Sebagaimana yang telah dijelaskan bahwa  al-Dakhil fi  al-Tafsir  merupakan upaya menafsirkan  al-Qur’an  dengan segala hal yang cenderung bertentangan dengan tujuan dan makna teks al-Quran  secara khusus dan Islam secara umum.  Berdasarkan sumber-sumber al-dakhil fi  al-Tafsir  yang terdiri dari dua sumber yakni menggunakan riwayat (bi al-riwayah)  dan menggunakan ijtihad akal (bi al-ra’yu), maka sesuai dengan tema yang akan  disampaikan penulis dalam mengkaji hukum periwayatan al-dakhil melalui jalur  bi al-riwayah yang di dalamnya membahas mengenai hadis  ḍaif,  hadis mawdu’ dan Isrâîlliyyat.  Dalam pembahasan hukum  meriwayatkan al-dakhil kami fokus pada hukum meriwayatkan hadis da’if, hadis mawd{u’ dan Isrâîlliyyat.

A. Hadits Maudhu’ (Palsu)

1. Pengertian Hadits Maudhu’

Seperti yang telah dijelaskan pada pembahasan sebelumnya Maudhu’ menurut bahasa adalah sesuatu yang diletakkan sedangkan, menurut istilah hadīts maudhu’ adalah sesuatu yang diciptakan dan dibuat-buat lalu dinisbatkan kepada Rasulullah SAW secara dusta.[1]

Menurut Imam Nawawi mengatakan: “Hadīts maudhu’ (palsu) adalah hadīts yang yang direkayasa, dibuat-buat, dan hadīts dhaif yang paling buruk.

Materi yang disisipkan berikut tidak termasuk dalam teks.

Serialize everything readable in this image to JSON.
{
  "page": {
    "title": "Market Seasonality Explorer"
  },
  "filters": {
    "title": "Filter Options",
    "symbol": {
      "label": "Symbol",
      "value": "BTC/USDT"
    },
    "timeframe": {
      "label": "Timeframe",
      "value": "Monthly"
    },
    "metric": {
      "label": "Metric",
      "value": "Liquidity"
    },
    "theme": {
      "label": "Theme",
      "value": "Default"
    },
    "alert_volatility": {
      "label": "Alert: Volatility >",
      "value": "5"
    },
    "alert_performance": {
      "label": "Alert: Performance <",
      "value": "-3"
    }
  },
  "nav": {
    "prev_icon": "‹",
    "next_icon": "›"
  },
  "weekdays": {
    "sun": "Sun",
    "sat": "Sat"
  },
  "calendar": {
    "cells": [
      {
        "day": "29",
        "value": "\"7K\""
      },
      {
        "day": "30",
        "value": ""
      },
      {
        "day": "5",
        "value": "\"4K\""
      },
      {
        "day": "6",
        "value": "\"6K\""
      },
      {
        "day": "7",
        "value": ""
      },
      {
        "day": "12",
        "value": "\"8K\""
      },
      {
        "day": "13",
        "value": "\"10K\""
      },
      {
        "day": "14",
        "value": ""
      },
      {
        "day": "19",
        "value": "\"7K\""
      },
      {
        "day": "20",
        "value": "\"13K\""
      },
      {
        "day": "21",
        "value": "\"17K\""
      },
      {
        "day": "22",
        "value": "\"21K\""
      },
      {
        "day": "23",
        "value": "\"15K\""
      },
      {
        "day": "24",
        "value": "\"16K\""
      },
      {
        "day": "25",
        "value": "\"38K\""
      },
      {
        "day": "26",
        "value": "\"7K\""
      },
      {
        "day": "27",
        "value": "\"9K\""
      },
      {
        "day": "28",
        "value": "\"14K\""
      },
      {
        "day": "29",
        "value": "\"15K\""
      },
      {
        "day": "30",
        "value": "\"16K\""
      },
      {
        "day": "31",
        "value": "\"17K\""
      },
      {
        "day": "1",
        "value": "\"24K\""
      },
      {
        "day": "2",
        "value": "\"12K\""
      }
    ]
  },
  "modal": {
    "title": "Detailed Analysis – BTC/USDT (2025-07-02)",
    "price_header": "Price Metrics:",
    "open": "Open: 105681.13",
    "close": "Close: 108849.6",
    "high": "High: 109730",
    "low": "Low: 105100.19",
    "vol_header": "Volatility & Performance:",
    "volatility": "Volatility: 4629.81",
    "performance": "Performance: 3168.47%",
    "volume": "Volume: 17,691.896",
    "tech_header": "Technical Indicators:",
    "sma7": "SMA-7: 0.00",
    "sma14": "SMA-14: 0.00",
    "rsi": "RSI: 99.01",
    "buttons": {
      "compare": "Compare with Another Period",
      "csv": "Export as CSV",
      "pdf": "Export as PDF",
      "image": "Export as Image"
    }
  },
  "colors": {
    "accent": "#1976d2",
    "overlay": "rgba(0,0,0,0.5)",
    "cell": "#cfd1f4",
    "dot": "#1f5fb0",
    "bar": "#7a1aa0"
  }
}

Meriwayatkannya adalah haram ketika mengetahui kepalsuannya untuk keperluan apapun kecuali disertai dengan penjelasan.”[2]

Jika dilihat dari konteksnya, setidaknya ada dua bentuk hadits maudhu’:

  1. Perkataan itu berasal dari pemalsu, kemudian disandarkan kepada Rasulullah Saw., sahabat maupun tabiin.
  2. Pemalsu mengambil perkataan itu dari sebagian sahabat, tabiin, sufi, ahli hikmah, orang zuhud atau israiliyyat dan kemudian disandarkan kepada Nabi Saw.

2. Ciri-ciri Hadīts Maudhu’

  1. Ciri-ciri yang terdapat pada sanad
  1. Rawi tersebut terkenal berdusta (seorang pendusta) dan tidak ada seorang rawi yang terpercaya yang meriwayatkan hadist dari dia.
  2. Pengakuan dari si pembuat sendiri
  3. Kenyataan sejarah, mereka tidak mungkin bertemu, seperti ada pengakuan dari seorang rawi bahwa ia menerima hadīts dari seorang guru, padahal ia tidak pernah bertemu dengan guru tersebut, atau ia lahir stelah guru tersebut meninggal.
  4. Keadaan rawi dan faktor-faktor yang mendorongnya membuat hadīts maudhu.[3]
    1. Ciri-ciri yang terdapat pada matan.
  5. Keburukan susunan lafadznya

Kita akan mengetahui ketika kita sudah mendalami ilmu bayan, kita akan merasakan bahwa mana yang mungkin keluar dari mulut Nabi saw , dan mana yang tidak mungkin keluar dari mulut Nabi saw

  1. Kerusakan maknanya
  2. Karena berlawanan dengan akal sehat
  3. Berlawanan dengan hukum akhlak yang umum, atau menyalahi kenyataan
  4. Bertentangan dengan ilmu kedokteran
  5. Menyalahi undang-undang (ketentuan-ketentuan) yang ditetapkan akal terhadap Allah
  6. Menyalahi hukum-hukum Allah dalam menciptakan alam
  7. Mengandung dongeng-dongeng yang tidak masuk akal sama sekali
  8. Bertentangan dengan keterangan Al-Quran, hadīts mutawatir, dan kaidah-kaidah kulliyah.
  9. Menerangkan suatu pahala yang sangat besar terhadap perbuatan-perbuatan yang sangat kecil, atau siksa yang sangat besar terhadap suatu perbuatan yang kecil.[4]

Contoh hadist maudhu

  1. أحب حبيبك هونا ما عسى أن يكون بغيضك يوما ما, وأبغض بغيضك هونا ما عسى أن يكون حبيبك يوم ما

Perkataan ini berasal dari Imam Ali bin Abi Thalib, bukan hadīts Rasulullah SAW. [5]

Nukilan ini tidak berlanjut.